Conversely, the fact that children pick up language from you is not always amazing and fulfilling. It is kind of a double edged sword by which you learn more about yourself than you  might want to.  Apparently I have a nasty little habit of quickly expressing my frustration with things. This became evident to me when Ellie began “ughhhhhh”ing when she was trying to pull a sock off of her foot. I stopped to think about where she might have picked this up from, I mean, it couldn’t have been me right? I only teach her good things….haha, I wish! Nope, upon deeper reflection it occurred to me that she learned it from….well, me of course. Yep, I am the culprit of her quickly expressing her frustration by sighing. Just the other day when I couldn’t get the plastic wrap unstuck it was me saying “ughhhhh” just like Ellie. Or should I say, she was saying it just like me? Yes, children learn language and expression from those they spend the most time with. Sometimes they help you to take a closer look at yourself and examine your behaviors more closely than you would prefer. Now, instead of “uggghhh” ing I try to express my frustration in a more positive way; “oh no, the plastic wrap is stuck again, what can we do to get it unstuck.” And there I am talking like a crazy person again. But at least Ellie isn’t learning to express frustration negatively anymore. The little adventures of life. The little lessons.
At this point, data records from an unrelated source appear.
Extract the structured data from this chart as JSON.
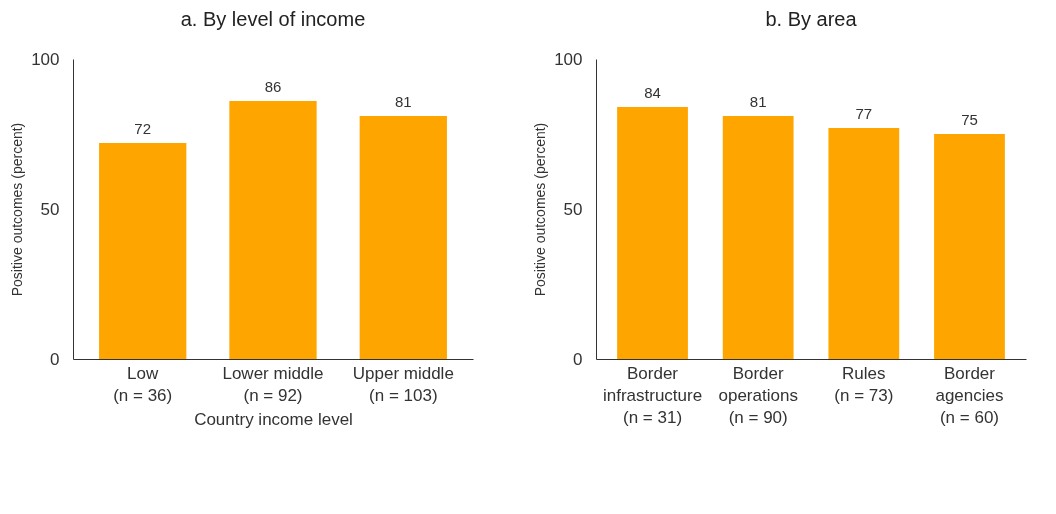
{
  "chart_data": [
    {
      "type": "bar",
      "title": "a. By level of income",
      "categories": [
        "Low\n(n = 36)",
        "Lower middle\n(n = 92)",
        "Upper middle\n(n = 103)"
      ],
      "xlabel": "Country income level",
      "ylabel": "Positive outcomes (percent)",
      "series": [
        {
          "color": "#ffa500",
          "values": [
            72,
            86,
            81
          ]
        }
      ],
      "ylim": [
        0,
        100
      ],
      "yticks": [
        0,
        50,
        100
      ],
      "grid": false,
      "data_labels": true
    },
    {
      "type": "bar",
      "title": "b. By area",
      "categories": [
        "Border\ninfrastructure\n(n = 31)",
        "Border\noperations\n(n = 90)",
        "Rules\n(n = 73)",
        "Border\nagencies\n(n = 60)"
      ],
      "ylabel": "Positive outcomes (percent)",
      "series": [
        {
          "color": "#ffa500",
          "values": [
            84,
            81,
            77,
            75
          ]
        }
      ],
      "ylim": [
        0,
        100
      ],
      "yticks": [
        0,
        50,
        100
      ],
      "grid": false,
      "data_labels": true
    }
  ]
}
I am just glad that my fears were not realized and that I can understand my own child. I still can’t understand other people’s children; but, no offense,  that is not what is important to me. Thank God for the amazing phenomenon that allows parents to understand what their children are saying. Baby talk really isn’t as scary as I thought it would be. Even though it may sound and look like babbling and pointing to an outside observer, it sounds like beautiful and intelligent words to me. So call me crazy, but I am going to keep on talking wherever I g;, cuz my little girl is learning, and that is all that matters.